Yep, one thing to add is that the only real way for YouTube to block this, would be to require a login before showing the webpage, for any users.
deleted by creator
Nothing but effort. Nobody wants to constantly baby a project just because someone else may change their code at a moment’s notice. Why would you want to comb through someone else’s html + obfuscated JavaScript to figure out how to grab some dynamically shown data when there was a well documented publicly available API?
Also NewPipe breaks all the time. APIs are generally stable, and can last years if not decades without changing at all. Meanwhile NewPipe parsing breaks every few weeks to months, requiring programmer intervention. Just check the project issue tracker and you’ll see it’s constantly being fixed to match YouTube changes.
deleted by creator
You mean a Reddit scraper? The other day I saw someone present their project RDX, which if I understand you correctly is just what you’re asking for.
deleted by creator
Well, from a personal perspective as a developer, maintaining an app that’s scraping another website for data doesn’t sound like a lot of fun. It’s not exactly enticing to put a lot of effort into something that could be broken on a whim.

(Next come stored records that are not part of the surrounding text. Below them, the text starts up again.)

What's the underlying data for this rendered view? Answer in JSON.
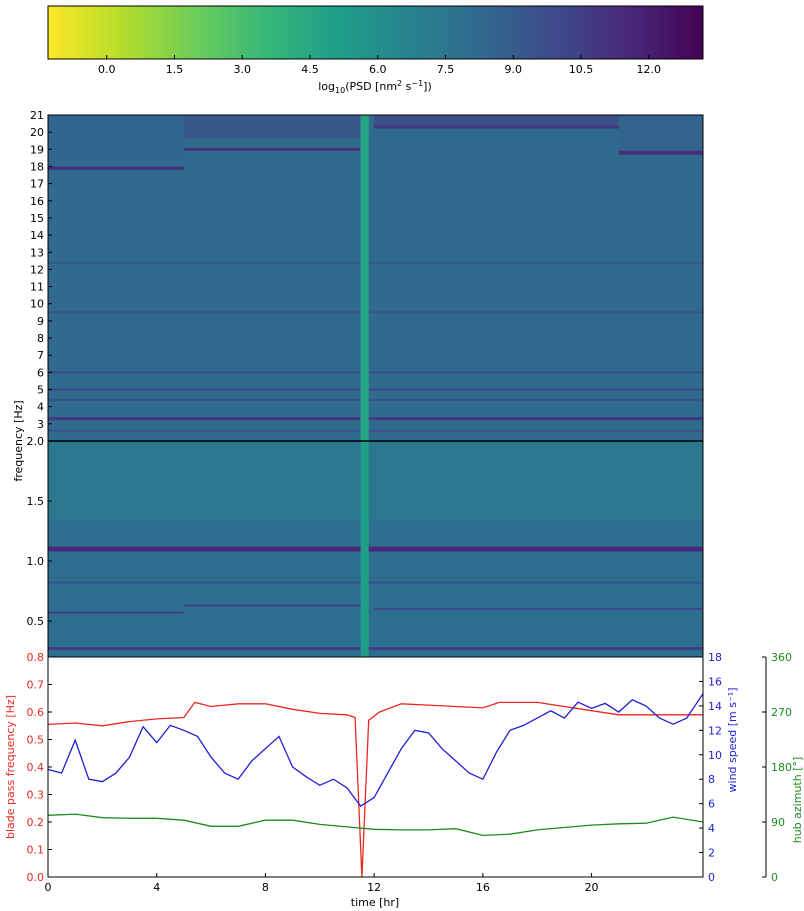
{
  "chart_data": [
    {
      "type": "heatmap",
      "colorbar": {
        "label": "log10(PSD [nm² s⁻¹])",
        "label_parts": {
          "pre": "log",
          "sub": "10",
          "mid": "(PSD [nm",
          "sup1": "2",
          "mid2": " s",
          "sup2": "−1",
          "post": "])"
        },
        "range": [
          -1.3,
          13.2
        ],
        "ticks": [
          "0.0",
          "1.5",
          "3.0",
          "4.5",
          "6.0",
          "7.5",
          "9.0",
          "10.5",
          "12.0"
        ],
        "colormap": [
          "#fde725",
          "#b5de2b",
          "#6ece58",
          "#35b779",
          "#1f9e89",
          "#26828e",
          "#31688e",
          "#3e4989",
          "#482878",
          "#440154"
        ]
      },
      "upper": {
        "ylim": [
          2,
          21
        ],
        "yticks": [
          "2.0",
          "3",
          "4",
          "5",
          "6",
          "7",
          "8",
          "9",
          "10",
          "11",
          "12",
          "13",
          "14",
          "15",
          "16",
          "17",
          "18",
          "19",
          "20",
          "21"
        ]
      },
      "lower": {
        "ylim": [
          0.2,
          2.0
        ],
        "yticks": [
          "0.5",
          "1.0",
          "1.5"
        ],
        "top_tick": "0.8"
      },
      "ylabel": "frequency [Hz]",
      "xlim": [
        0,
        24.1
      ]
    },
    {
      "type": "line",
      "xlabel": "time [hr]",
      "xlim": [
        0,
        24.1
      ],
      "xticks": [
        "0",
        "4",
        "8",
        "12",
        "16",
        "20"
      ],
      "axes": {
        "left": {
          "label": "blade pass frequency [Hz]",
          "color": "#e8281f",
          "range": [
            0,
            0.8
          ],
          "ticks": [
            "0.0",
            "0.1",
            "0.2",
            "0.3",
            "0.4",
            "0.5",
            "0.6",
            "0.7",
            "0.8"
          ]
        },
        "right1": {
          "label": "wind speed [m s⁻¹]",
          "color": "#1f1fd6",
          "range": [
            0,
            18
          ],
          "ticks": [
            "0",
            "2",
            "4",
            "6",
            "8",
            "10",
            "12",
            "14",
            "16",
            "18"
          ]
        },
        "right2": {
          "label": "hub azimuth [°]",
          "color": "#1e8c1e",
          "range": [
            0,
            360
          ],
          "ticks": [
            "0",
            "90",
            "180",
            "270",
            "360"
          ]
        }
      },
      "series": [
        {
          "axis": "left",
          "color": "#e8281f",
          "x": [
            0,
            1,
            2,
            3,
            4,
            5,
            5.4,
            6,
            7,
            8,
            9,
            10,
            11,
            11.3,
            11.55,
            11.8,
            12.2,
            13,
            14,
            15,
            16,
            16.6,
            18,
            21,
            24.1
          ],
          "y": [
            0.555,
            0.56,
            0.55,
            0.565,
            0.575,
            0.58,
            0.635,
            0.62,
            0.63,
            0.63,
            0.61,
            0.595,
            0.59,
            0.58,
            0.0,
            0.57,
            0.6,
            0.63,
            0.625,
            0.62,
            0.615,
            0.635,
            0.635,
            0.59,
            0.59
          ]
        },
        {
          "axis": "right1",
          "color": "#1f1fd6",
          "x": [
            0,
            0.5,
            1,
            1.5,
            2,
            2.5,
            3,
            3.5,
            4,
            4.5,
            5,
            5.5,
            6,
            6.5,
            7,
            7.5,
            8,
            8.5,
            9,
            9.5,
            10,
            10.5,
            11,
            11.5,
            12,
            12.5,
            13,
            13.5,
            14,
            14.5,
            15,
            15.5,
            16,
            16.5,
            17,
            17.5,
            18,
            18.5,
            19,
            19.5,
            20,
            20.5,
            21,
            21.5,
            22,
            22.5,
            23,
            23.5,
            24.1
          ],
          "y": [
            8.8,
            8.5,
            11.2,
            8.0,
            7.8,
            8.5,
            9.8,
            12.3,
            11.0,
            12.4,
            12.0,
            11.5,
            9.8,
            8.5,
            8.0,
            9.5,
            10.5,
            11.5,
            9.0,
            8.2,
            7.5,
            8.0,
            7.3,
            5.8,
            6.5,
            8.5,
            10.5,
            12.0,
            11.8,
            10.5,
            9.5,
            8.5,
            8.0,
            10.2,
            12.0,
            12.4,
            13.0,
            13.6,
            13.0,
            14.3,
            13.8,
            14.2,
            13.5,
            14.5,
            14.0,
            13.0,
            12.5,
            13.0,
            15.0
          ]
        },
        {
          "axis": "right2",
          "color": "#1e8c1e",
          "x": [
            0,
            1,
            2,
            3,
            4,
            5,
            6,
            7,
            8,
            9,
            10,
            11,
            12,
            13,
            14,
            15,
            16,
            17,
            18,
            19,
            20,
            21,
            22,
            23,
            24.1
          ],
          "y": [
            101,
            103,
            97,
            96,
            96,
            93,
            83,
            83,
            93,
            93,
            86,
            82,
            78,
            77,
            77,
            79,
            68,
            70,
            77,
            81,
            85,
            87,
            88,
            98,
            90
          ]
        }
      ]
    }
  ]
}
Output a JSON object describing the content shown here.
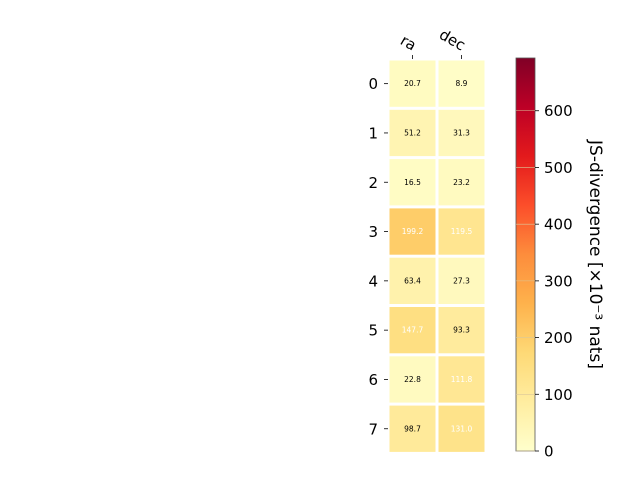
{
  "chart_data": {
    "type": "heatmap",
    "columns": [
      "ra",
      "dec"
    ],
    "rows": [
      "0",
      "1",
      "2",
      "3",
      "4",
      "5",
      "6",
      "7"
    ],
    "values": [
      [
        20.7,
        8.9
      ],
      [
        51.2,
        31.3
      ],
      [
        16.5,
        23.2
      ],
      [
        199.2,
        119.5
      ],
      [
        63.4,
        27.3
      ],
      [
        147.7,
        93.3
      ],
      [
        22.8,
        111.8
      ],
      [
        98.7,
        131.0
      ]
    ],
    "cell_labels": [
      [
        "20.7",
        "8.9"
      ],
      [
        "51.2",
        "31.3"
      ],
      [
        "16.5",
        "23.2"
      ],
      [
        "199.2",
        "119.5"
      ],
      [
        "63.4",
        "27.3"
      ],
      [
        "147.7",
        "93.3"
      ],
      [
        "22.8",
        "111.8"
      ],
      [
        "98.7",
        "131.0"
      ]
    ],
    "colorbar": {
      "label": "JS-divergence [×10⁻³ nats]",
      "range": [
        0,
        693
      ],
      "ticks": [
        0,
        100,
        200,
        300,
        400,
        500,
        600
      ],
      "colormap": "YlOrRd",
      "colors": [
        "#ffffcc",
        "#ffeda0",
        "#fed976",
        "#feb24c",
        "#fd8d3c",
        "#fc4e2a",
        "#e31a1c",
        "#bd0026",
        "#800026"
      ]
    },
    "label_color_dark": "#000000",
    "label_color_light": "#ffffff"
  }
}
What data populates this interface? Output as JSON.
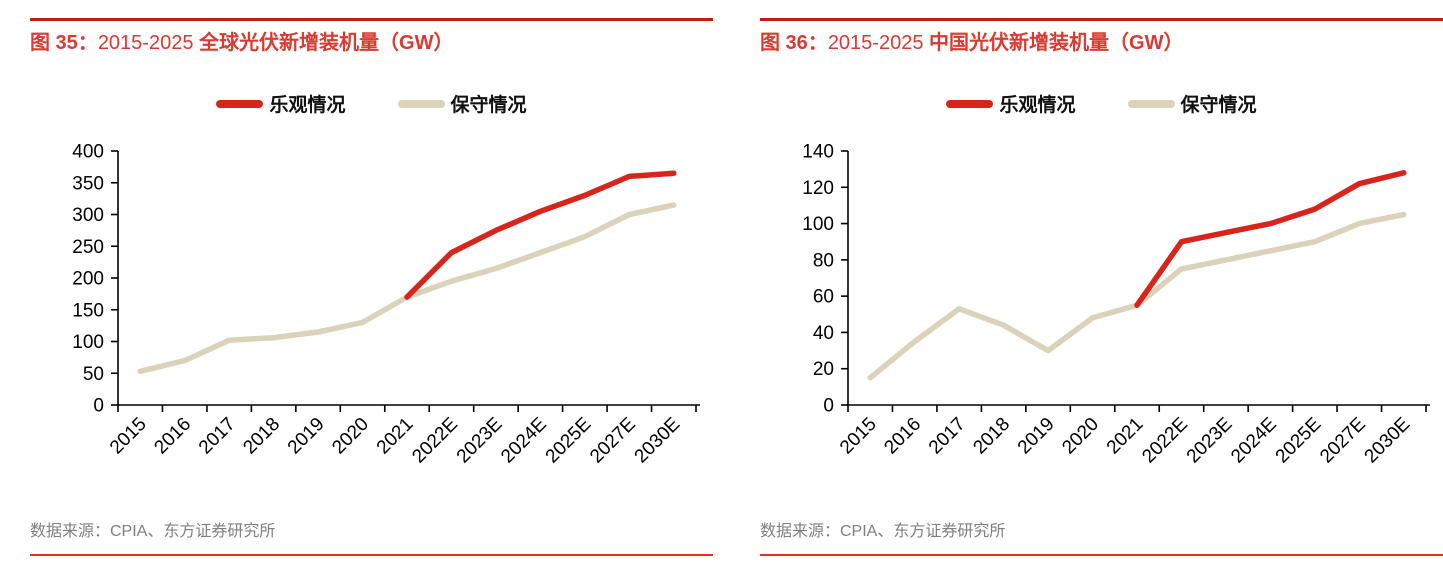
{
  "panels": [
    {
      "title_prefix": "图 35：",
      "title_mid": "2015-2025 ",
      "title_main": "全球光伏新增装机量（GW）",
      "source": "数据来源：CPIA、东方证券研究所"
    },
    {
      "title_prefix": "图 36：",
      "title_mid": "2015-2025 ",
      "title_main": "中国光伏新增装机量（GW）",
      "source": "数据来源：CPIA、东方证券研究所"
    }
  ],
  "colors": {
    "optimistic_red": "#d8251c",
    "conservative_beige": "#dbd2ba",
    "title_red": "#d93a31",
    "top_rule_red": "#be1f12",
    "bottom_rule_red": "#e2301d",
    "source_gray": "#808080",
    "axis_black": "#000000"
  },
  "chart_data": [
    {
      "type": "line",
      "title": "图 35：2015-2025 全球光伏新增装机量（GW）",
      "categories": [
        "2015",
        "2016",
        "2017",
        "2018",
        "2019",
        "2020",
        "2021",
        "2022E",
        "2023E",
        "2024E",
        "2025E",
        "2027E",
        "2030E"
      ],
      "series": [
        {
          "name": "乐观情况",
          "color": "#d8251c",
          "values": [
            null,
            null,
            null,
            null,
            null,
            null,
            170,
            240,
            275,
            305,
            330,
            360,
            365
          ]
        },
        {
          "name": "保守情况",
          "color": "#dbd2ba",
          "values": [
            53,
            70,
            102,
            106,
            115,
            130,
            170,
            195,
            215,
            240,
            265,
            300,
            315
          ]
        }
      ],
      "xlabel": "",
      "ylabel": "",
      "ylim": [
        0,
        400
      ],
      "ytick": 50,
      "grid": false,
      "legend_position": "top"
    },
    {
      "type": "line",
      "title": "图 36：2015-2025 中国光伏新增装机量（GW）",
      "categories": [
        "2015",
        "2016",
        "2017",
        "2018",
        "2019",
        "2020",
        "2021",
        "2022E",
        "2023E",
        "2024E",
        "2025E",
        "2027E",
        "2030E"
      ],
      "series": [
        {
          "name": "乐观情况",
          "color": "#d8251c",
          "values": [
            null,
            null,
            null,
            null,
            null,
            null,
            55,
            90,
            95,
            100,
            108,
            122,
            128
          ]
        },
        {
          "name": "保守情况",
          "color": "#dbd2ba",
          "values": [
            15,
            35,
            53,
            44,
            30,
            48,
            55,
            75,
            80,
            85,
            90,
            100,
            105
          ]
        }
      ],
      "xlabel": "",
      "ylabel": "",
      "ylim": [
        0,
        140
      ],
      "ytick": 20,
      "grid": false,
      "legend_position": "top"
    }
  ]
}
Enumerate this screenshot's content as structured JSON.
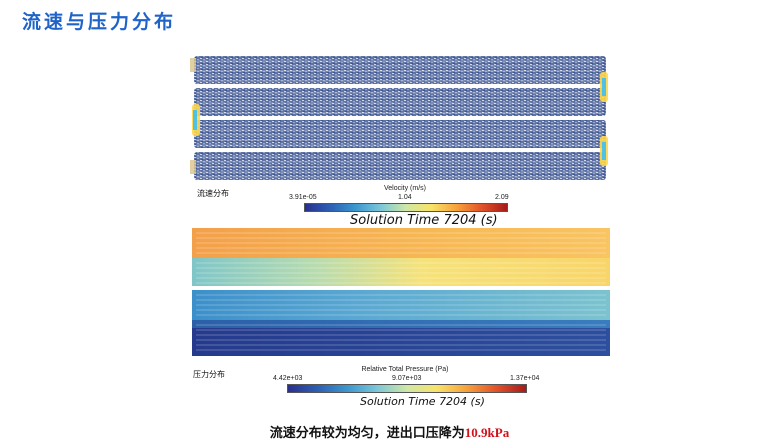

API is like an easy gateway sites offer to make sure other developers can integrate data from themselves to their apps. Reddit used to be more permissive towards third party apps back when they didn’t have an official one; but now that their data is used for other purposes and they have an official app; they didn’t want to give out their data for free anymore.
All fediverse sites use an API called “ActivityPub” to have their content work with each other, so a lemmy account from lemmy.ml can follow another user from lemmy.world and their posts can be seen on a third party app.
NewPipe uses data scraping to get the data from youtube from the data the site gives. This is not using an API, it instead acts like a user and gets the data from the site itself. Sites can introduce various methods to distrupt data scraping; but cannot truly do it without crippling the anonymous user experience a lot. Lots of modern media sites have started to do so you might have realised.
Just to be super pedantic, ActivityPub is the protocol used to federate. Mastodon, Lemmy, KBin all have different APIs which use the activitypub protocol
deleted by creator
deleted by creator
/iHadAStroke
Wtf is that title?